Figure 1.7: Principle and example picture of backlighting

1.3 Outline of the Thesis

A serious competitor for backlighting was developed by Koenig et al. [1986], Ragucci et al. [1990] and Glover et al. [1995]. This technique measures the size and velocity per droplet in a light-sheet and is known under various names as Interferometric Laser Imaging for Droplet Sizing (ILIDS) or Interferometric Particle Imaging (IPI). As can be seen from its name, it was originally intended for droplet sizing. The first adaptation of this technique to bubble sizing was done by Niwa et al. [2000]. However, this configuration has several drawbacks and the original goal of this thesis therefore was to investigate different configurations to improve bubble measurements with ILIDS. In a later stage, this was broadened to investigate/improve also other 2D optical bubble measurement techniques.

The basic theory needed to explain the scattering phenomenon on which these techniques are based, will be given in chapter 2. Although most of this chapter is simply a revision, the location of the glare points was also calculated for non-spherical bubbles for the first time.
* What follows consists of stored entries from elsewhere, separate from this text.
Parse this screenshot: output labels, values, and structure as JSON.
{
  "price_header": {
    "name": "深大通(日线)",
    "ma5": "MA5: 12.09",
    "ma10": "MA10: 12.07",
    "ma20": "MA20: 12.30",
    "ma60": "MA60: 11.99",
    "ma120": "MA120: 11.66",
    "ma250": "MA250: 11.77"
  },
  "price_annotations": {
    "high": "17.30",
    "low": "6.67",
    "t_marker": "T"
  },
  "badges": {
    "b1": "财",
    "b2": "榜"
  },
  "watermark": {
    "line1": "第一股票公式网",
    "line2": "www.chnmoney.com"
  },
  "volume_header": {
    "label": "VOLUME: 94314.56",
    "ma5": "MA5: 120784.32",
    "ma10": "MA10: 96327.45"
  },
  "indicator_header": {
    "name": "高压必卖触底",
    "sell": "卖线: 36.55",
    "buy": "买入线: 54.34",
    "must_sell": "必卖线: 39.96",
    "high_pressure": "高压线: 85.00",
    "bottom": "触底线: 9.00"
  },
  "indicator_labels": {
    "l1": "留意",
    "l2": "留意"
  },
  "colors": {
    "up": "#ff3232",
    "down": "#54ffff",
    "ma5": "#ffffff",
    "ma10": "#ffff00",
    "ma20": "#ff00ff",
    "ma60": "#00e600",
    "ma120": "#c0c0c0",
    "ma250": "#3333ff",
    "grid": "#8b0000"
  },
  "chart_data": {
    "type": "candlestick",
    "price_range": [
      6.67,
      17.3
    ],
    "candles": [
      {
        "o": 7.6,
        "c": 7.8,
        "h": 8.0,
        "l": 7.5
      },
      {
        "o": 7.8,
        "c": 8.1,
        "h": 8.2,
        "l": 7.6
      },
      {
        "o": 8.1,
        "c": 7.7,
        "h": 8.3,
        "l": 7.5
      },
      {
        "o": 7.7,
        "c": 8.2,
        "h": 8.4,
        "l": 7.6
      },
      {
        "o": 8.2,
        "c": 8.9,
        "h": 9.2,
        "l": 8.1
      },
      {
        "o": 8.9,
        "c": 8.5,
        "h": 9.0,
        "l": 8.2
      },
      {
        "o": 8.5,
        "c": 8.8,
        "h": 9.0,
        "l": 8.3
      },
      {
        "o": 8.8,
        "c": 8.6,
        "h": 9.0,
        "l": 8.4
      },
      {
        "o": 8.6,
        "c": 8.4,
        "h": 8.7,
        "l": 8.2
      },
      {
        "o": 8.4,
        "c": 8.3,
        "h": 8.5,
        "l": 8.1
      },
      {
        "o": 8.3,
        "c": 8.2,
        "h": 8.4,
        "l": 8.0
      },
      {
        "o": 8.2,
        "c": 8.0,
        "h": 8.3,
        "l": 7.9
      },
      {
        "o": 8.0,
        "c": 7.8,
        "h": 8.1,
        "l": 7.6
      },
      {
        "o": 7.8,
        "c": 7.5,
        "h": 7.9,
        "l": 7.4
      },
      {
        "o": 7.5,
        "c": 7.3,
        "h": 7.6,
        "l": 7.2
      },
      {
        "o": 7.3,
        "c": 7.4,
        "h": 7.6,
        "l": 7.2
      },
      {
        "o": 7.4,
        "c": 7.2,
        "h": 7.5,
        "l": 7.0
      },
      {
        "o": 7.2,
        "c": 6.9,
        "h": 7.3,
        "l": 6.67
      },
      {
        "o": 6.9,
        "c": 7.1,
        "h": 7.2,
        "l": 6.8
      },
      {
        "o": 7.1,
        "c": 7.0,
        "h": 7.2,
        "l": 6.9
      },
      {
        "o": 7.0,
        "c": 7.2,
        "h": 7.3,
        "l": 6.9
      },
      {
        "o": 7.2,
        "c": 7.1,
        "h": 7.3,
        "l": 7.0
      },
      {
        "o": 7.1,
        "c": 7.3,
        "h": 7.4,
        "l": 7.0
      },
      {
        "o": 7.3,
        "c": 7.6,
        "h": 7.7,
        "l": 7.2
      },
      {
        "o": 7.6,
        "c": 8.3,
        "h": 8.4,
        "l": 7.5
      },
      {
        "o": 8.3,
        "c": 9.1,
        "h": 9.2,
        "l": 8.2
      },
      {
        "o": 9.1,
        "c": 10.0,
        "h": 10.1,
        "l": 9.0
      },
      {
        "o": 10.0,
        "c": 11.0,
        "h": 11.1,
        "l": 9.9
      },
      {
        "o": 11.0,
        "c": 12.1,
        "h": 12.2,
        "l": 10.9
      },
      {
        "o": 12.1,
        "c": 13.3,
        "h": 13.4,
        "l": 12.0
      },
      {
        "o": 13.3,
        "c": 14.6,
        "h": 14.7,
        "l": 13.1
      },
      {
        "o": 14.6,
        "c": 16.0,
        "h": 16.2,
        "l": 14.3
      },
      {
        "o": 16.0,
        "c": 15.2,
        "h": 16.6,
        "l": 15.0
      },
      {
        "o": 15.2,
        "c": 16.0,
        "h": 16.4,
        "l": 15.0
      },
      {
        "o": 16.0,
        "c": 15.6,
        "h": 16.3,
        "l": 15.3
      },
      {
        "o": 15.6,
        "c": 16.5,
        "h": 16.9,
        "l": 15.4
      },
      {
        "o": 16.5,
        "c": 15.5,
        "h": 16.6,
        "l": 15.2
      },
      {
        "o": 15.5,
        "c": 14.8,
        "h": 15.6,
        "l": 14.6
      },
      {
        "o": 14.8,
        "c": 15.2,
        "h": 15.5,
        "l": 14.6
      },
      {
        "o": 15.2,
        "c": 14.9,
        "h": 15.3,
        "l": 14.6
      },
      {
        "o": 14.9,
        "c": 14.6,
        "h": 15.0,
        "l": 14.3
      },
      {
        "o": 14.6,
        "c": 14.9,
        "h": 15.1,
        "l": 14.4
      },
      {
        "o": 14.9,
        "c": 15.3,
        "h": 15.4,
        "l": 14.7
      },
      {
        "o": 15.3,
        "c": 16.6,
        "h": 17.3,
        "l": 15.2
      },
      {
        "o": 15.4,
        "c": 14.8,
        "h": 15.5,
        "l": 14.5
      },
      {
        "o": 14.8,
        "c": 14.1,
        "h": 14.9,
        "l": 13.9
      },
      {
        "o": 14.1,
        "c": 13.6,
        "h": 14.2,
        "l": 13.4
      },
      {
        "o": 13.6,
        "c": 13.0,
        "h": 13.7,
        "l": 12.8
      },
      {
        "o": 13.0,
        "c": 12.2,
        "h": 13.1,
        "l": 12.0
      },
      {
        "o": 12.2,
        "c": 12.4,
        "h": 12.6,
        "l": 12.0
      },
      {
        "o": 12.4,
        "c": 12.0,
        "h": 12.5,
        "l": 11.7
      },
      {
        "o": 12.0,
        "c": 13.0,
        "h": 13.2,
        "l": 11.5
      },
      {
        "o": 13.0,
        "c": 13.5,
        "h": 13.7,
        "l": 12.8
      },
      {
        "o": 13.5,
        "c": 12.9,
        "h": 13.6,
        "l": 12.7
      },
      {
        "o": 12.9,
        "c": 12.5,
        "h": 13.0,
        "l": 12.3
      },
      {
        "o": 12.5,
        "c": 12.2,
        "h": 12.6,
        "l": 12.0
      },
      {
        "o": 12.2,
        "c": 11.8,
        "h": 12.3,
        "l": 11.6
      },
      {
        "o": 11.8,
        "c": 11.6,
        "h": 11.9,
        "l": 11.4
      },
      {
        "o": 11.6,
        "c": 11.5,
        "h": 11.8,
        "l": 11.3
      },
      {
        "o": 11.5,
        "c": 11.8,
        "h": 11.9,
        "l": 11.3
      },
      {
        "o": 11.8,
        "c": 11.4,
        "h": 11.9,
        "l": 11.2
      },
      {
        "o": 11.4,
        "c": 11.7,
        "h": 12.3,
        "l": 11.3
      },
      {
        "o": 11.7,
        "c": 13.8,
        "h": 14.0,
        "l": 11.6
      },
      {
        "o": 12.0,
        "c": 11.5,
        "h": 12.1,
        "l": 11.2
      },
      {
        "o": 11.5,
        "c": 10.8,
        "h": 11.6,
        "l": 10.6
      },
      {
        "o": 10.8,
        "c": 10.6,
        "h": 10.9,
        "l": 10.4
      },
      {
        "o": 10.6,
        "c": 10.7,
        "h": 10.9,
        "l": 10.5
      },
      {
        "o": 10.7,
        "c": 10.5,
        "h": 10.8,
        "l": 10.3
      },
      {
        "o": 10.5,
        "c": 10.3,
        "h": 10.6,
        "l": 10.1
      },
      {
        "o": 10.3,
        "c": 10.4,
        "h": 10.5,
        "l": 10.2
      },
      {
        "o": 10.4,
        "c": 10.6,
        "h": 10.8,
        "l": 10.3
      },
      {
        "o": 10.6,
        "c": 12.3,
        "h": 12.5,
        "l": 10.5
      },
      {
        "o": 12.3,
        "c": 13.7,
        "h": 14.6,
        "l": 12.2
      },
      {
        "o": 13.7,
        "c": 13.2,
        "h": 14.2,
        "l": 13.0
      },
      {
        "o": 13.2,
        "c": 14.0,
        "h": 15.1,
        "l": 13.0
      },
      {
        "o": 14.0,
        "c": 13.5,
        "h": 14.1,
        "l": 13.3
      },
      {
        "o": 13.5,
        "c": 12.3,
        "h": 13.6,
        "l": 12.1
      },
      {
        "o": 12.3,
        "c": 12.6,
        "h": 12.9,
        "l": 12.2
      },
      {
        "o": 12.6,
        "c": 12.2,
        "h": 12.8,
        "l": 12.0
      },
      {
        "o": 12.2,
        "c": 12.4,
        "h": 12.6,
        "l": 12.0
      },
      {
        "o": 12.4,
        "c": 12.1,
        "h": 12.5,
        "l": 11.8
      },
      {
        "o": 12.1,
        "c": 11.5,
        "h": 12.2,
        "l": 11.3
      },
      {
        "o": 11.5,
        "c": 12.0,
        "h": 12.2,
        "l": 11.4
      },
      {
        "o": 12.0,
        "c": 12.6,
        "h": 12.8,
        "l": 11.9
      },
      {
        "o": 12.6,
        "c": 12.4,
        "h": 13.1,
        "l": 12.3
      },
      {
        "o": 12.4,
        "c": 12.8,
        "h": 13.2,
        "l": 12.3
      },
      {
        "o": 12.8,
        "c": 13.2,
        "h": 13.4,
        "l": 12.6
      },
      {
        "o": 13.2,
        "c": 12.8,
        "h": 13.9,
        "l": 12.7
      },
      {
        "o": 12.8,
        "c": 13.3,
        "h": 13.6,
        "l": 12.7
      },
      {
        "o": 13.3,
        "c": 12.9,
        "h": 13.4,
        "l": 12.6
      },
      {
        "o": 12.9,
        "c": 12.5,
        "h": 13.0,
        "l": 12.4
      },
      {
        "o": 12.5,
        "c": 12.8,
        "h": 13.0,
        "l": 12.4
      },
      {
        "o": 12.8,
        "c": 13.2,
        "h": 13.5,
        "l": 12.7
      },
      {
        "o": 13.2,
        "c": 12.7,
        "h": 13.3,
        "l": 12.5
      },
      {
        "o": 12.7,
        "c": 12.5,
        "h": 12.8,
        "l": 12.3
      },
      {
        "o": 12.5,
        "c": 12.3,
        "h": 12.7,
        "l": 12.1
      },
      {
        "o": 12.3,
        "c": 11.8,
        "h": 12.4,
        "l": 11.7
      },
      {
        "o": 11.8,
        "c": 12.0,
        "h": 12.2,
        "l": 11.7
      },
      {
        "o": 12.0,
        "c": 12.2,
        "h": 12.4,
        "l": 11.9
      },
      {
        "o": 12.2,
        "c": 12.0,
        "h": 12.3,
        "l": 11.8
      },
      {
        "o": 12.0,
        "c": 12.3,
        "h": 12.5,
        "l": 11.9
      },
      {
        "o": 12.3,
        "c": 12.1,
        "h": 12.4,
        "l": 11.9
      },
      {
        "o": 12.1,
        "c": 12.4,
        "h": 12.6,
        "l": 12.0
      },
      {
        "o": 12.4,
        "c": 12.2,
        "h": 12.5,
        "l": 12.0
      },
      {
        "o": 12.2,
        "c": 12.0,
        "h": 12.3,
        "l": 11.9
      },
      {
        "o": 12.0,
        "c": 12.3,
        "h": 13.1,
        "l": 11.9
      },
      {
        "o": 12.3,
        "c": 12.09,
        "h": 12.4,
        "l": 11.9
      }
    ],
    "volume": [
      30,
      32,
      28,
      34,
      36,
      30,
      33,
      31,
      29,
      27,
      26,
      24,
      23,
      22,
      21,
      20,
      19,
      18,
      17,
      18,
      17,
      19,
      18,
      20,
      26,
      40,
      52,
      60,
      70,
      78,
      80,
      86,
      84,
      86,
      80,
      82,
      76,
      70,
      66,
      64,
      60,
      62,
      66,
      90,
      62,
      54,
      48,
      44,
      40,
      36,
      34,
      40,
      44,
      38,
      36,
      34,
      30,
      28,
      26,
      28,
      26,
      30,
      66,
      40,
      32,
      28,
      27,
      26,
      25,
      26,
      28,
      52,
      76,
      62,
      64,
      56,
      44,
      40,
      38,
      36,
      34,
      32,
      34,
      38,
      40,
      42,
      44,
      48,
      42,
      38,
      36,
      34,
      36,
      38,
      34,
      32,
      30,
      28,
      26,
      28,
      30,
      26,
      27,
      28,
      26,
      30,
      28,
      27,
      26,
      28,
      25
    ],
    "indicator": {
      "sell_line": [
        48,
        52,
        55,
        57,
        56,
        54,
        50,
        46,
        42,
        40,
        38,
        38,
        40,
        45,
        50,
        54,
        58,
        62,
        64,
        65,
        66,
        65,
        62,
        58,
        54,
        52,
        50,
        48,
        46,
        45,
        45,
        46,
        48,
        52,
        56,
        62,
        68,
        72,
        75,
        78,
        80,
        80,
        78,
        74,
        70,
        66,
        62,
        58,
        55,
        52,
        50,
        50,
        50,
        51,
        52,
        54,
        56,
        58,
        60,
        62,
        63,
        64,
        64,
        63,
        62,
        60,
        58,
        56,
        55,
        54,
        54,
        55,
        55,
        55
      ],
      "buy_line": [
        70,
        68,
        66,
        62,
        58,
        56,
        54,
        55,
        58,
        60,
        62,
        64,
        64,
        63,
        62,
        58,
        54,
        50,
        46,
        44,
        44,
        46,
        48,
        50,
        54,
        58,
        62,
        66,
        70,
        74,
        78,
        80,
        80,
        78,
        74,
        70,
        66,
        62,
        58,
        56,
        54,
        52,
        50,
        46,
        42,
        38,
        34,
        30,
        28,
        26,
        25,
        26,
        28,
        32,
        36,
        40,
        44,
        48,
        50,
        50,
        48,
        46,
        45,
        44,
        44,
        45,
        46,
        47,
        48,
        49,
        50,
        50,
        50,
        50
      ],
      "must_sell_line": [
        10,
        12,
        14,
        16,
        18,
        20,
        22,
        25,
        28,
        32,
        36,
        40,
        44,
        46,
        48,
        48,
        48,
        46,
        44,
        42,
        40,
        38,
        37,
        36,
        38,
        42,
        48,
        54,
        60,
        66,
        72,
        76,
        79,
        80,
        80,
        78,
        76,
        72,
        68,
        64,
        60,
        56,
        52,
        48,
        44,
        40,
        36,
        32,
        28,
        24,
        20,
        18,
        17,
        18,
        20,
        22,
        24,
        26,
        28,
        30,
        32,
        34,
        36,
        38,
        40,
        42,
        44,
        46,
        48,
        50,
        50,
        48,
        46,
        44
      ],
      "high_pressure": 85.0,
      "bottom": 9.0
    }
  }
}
Chapter 3 then continues on this basis to investigate the use of a close variant of ILIDS that was introduced by Hess [1998] for droplet measurements. This technique will be called Glare Point Velocimetry and Sizing (GPVS) throughout the text. As the configuration of Niwa et al. [2000] is not suited for GPVS measurements, different configurations were introduced. In chapter 4, new possibilities for ILIDS measurements on bubbles were explored. In addition, the different calibration procedures for ILIDS were investigated in detail and compared.

A new image processing algorithm to detect bubbles in backlighting images with a variable size was developed in chapter 5. Chapter 6 then investigates the bright circles that appear inside these circular shadows and how these can be used to size bubbles and to measure the refractive index of the liquid. As backlighting and GPVS have an overlapping working domain, a combination of both techniques was investigated in chapter 7. This technique is called Laser Marked Shadowgraphy (LMS) and combines the best of both worlds. After a short deviation in chapter 8 on the calibration of the in-focus techniques (Backlighting, GPVS and LMS), a comparison between the different introduced optical 2D bubble measuring techniques is given in chapter 9.

This comparison is based on their working domain, precision and maximum void fraction. This is followed by a thorough discussion of the pro’s and con’s of each sizing technique. Chapter 10 then draws the main conclusions.

This is followed by the three appendices. In appendix A, the artefacts introduced by separating the colour channels in a single CCD-array colour camera are studied. This was necessary in some of our experiments.

Appendix B describes the uncertainties connected to ILIDS measurements on droplets. This was put in ap-

pendix to avoid confusion between bubbles/droplets. Finally, in appendix C, the void fraction limitations of the

introduced techniques were mathematically derived.